The man who, without experience or education, undertakes to compound drugs, and, when compounded, to administer them as remedies for diseases of the human body, may justly be pronounced a dishonest adventurer, and an enemy to life and the fair proportions of his fellow-citizens. Quackery is an antient profession in London. Henry VIII. despised them, and endeavoured to suppress their nostrums by establishing Censors in Physick; but I do not profess to meddle with them before 1700.
"At the Angel and Crown, in Basing-lane, near Bow-lane, lives J. Pechey, a Graduate in the University of Oxford, and of many years standing in the College of Physicians, London; where all sick people that come to him may have, for sixpence, a faithful account of their diseases, and plain directions for diet and other things they can prepare themselves; and such as have occasion for medicines may have them of him at reasonable rates, without paying any thing for advice; and he will visit any sick person in London or the Liberties thereof, in the day-time, for 2s. 6d. and any where else within the Bills of Mortality for 5s.; and if he be called by any
person as he passes by in any of these places, he will require but 1s. for his advice."
The ridiculous falsehoods of Quacks have long been detested by the sensible part of the Community; but every thing that has been said and written against them avails nothing: thousands of silly people are yet duped, nay, are bigoted in their belief of the efficacy of nostrums. Be it my task to shew the reader a few of the contrivances and schemes of a Century, and to bring before him genuine effusions of impudence which have daily insulted and deceived the inhabitants of London.
"April 12, 1700.
A satisfactory experiment for the curious.

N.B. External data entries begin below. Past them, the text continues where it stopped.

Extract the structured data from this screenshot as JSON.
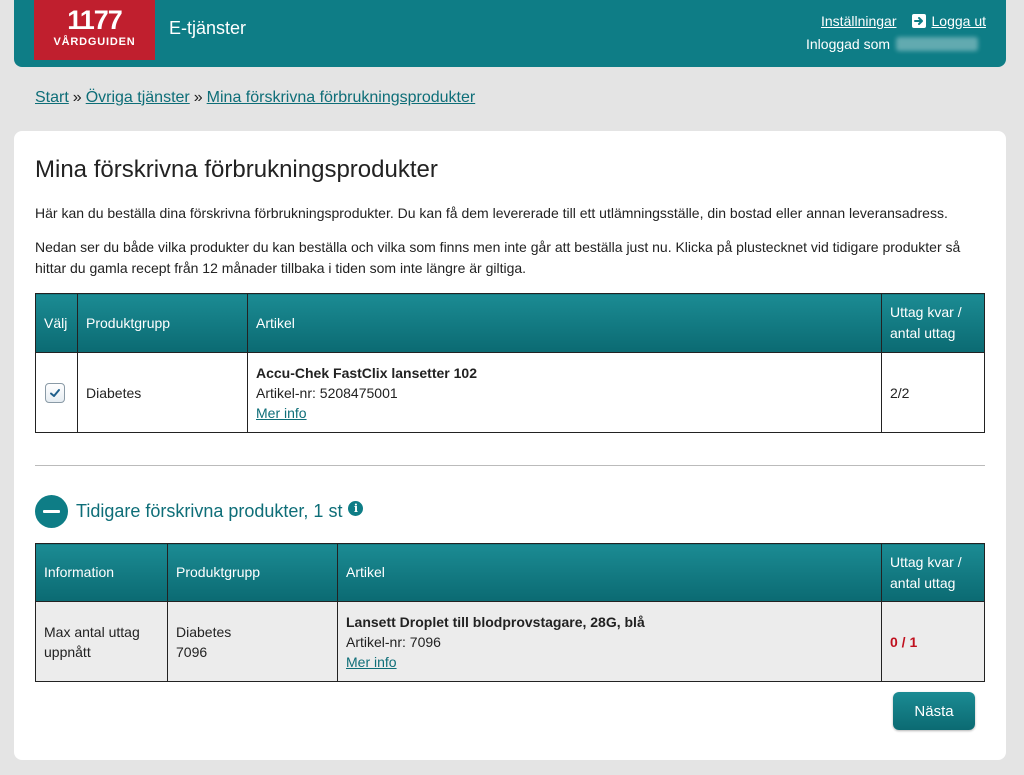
{
  "header": {
    "logo_number": "1177",
    "logo_text": "VÅRDGUIDEN",
    "app_title": "E-tjänster",
    "settings_label": "Inställningar",
    "logout_label": "Logga ut",
    "logged_in_label": "Inloggad som"
  },
  "breadcrumb": {
    "items": [
      "Start",
      "Övriga tjänster",
      "Mina förskrivna förbrukningsprodukter"
    ],
    "separator": "»"
  },
  "page": {
    "title": "Mina förskrivna förbrukningsprodukter",
    "intro1": "Här kan du beställa dina förskrivna förbrukningsprodukter. Du kan få dem levererade till ett utlämningsställe, din bostad eller annan leveransadress.",
    "intro2": "Nedan ser du både vilka produkter du kan beställa och vilka som finns men inte går att beställa just nu. Klicka på plustecknet vid tidigare produkter så hittar du gamla recept från 12 månader tillbaka i tiden som inte längre är giltiga."
  },
  "current_table": {
    "headers": [
      "Välj",
      "Produktgrupp",
      "Artikel",
      "Uttag kvar /",
      "antal uttag"
    ],
    "rows": [
      {
        "selected": true,
        "group": "Diabetes",
        "article_name": "Accu-Chek FastClix lansetter 102",
        "article_nr": "Artikel-nr: 5208475001",
        "more_info": "Mer info ",
        "withdrawals": "2/2"
      }
    ]
  },
  "previous": {
    "title": "Tidigare förskrivna produkter, 1 st",
    "info_glyph": "i",
    "headers": [
      "Information",
      "Produktgrupp",
      "Artikel",
      "Uttag kvar /",
      "antal uttag"
    ],
    "rows": [
      {
        "info_line1": "Max antal uttag",
        "info_line2": "uppnått",
        "group": "Diabetes",
        "group_code": "7096",
        "article_name": "Lansett Droplet till blodprovstagare, 28G, blå",
        "article_nr": "Artikel-nr: 7096",
        "more_info": "Mer info ",
        "withdrawals": "0 / 1"
      }
    ]
  },
  "actions": {
    "next_label": "Nästa"
  },
  "colors": {
    "brand_teal": "#0e7d86",
    "brand_red": "#c01f2e",
    "warning_red": "#c0101e"
  }
}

"If you please to pour one part of Sal volatile oleosum, or any other oily salts into a narrow-bottomed wine-glass, and near the like quantity of Stringer's Elixir, febrifugium martis, there will be a pleasant conflict: the elixir will immediately make a preparation of and precipitate those oily volatile salts into a fixed armoniac salt in the bottom, and receive the spirituous aromatic oily parts into itself, and yet retain its own virtues, colour, and taste. There is no other true and genuine elixir but Mr. Stringer's that is exposed to sale; for those called Elixir proprietatu and Elixir salutis, &c. are mere tinctures drawn by brandy or nasty spirits; but this is a perfect elixir or quintessence, whose perfect principles
of spirits, oil, and salt, are so inseparably united, that it can neither decay, putrefy, nor die, no more than the glass that contains it; and is so far from being a harsh corrosive, that it feels like oil, yet dries like a spirit, cleanses the skin like soap, and not only allays all putrefactive ferments in a moment, but immediately cures the most malignant fevers, takes away all sorts of corns and hardness in the skin, and makes the roughest hands smooth and white, only by anointing with it morning and night for a month together: which medicine with his other called Salt of Lemons, in despite of all opposers, will approve themselves nearest of affinity to an universal medicine."
In this admirable medicine the Londoner of 1700 had an internal and an external application, and materials to cleanse and soften the hands, which would at the same time enable him to walk the streets in comfort and ease, in defiance of corns and horny excrescences. Happy Londoners! possessing such men as Dr. Pechey and Mr. Stringer, aided by Dr. Case, whose unguentum panchrestum, prepared by the Spagyrick art, might justly be called the Golden Mine. This wonderful preparation cured by its sympathetical powers; in short, the Doctor found "it more infallible than the Zenexton of Paracelsus." This great Doctor was the means of informing us that Quacks were then in the habit of employing
persons to thrust bills into the hands of passengers in the streets. For example: "Your old friend, Dr. Case, desires you not to forget him, although he has left the common way of bills."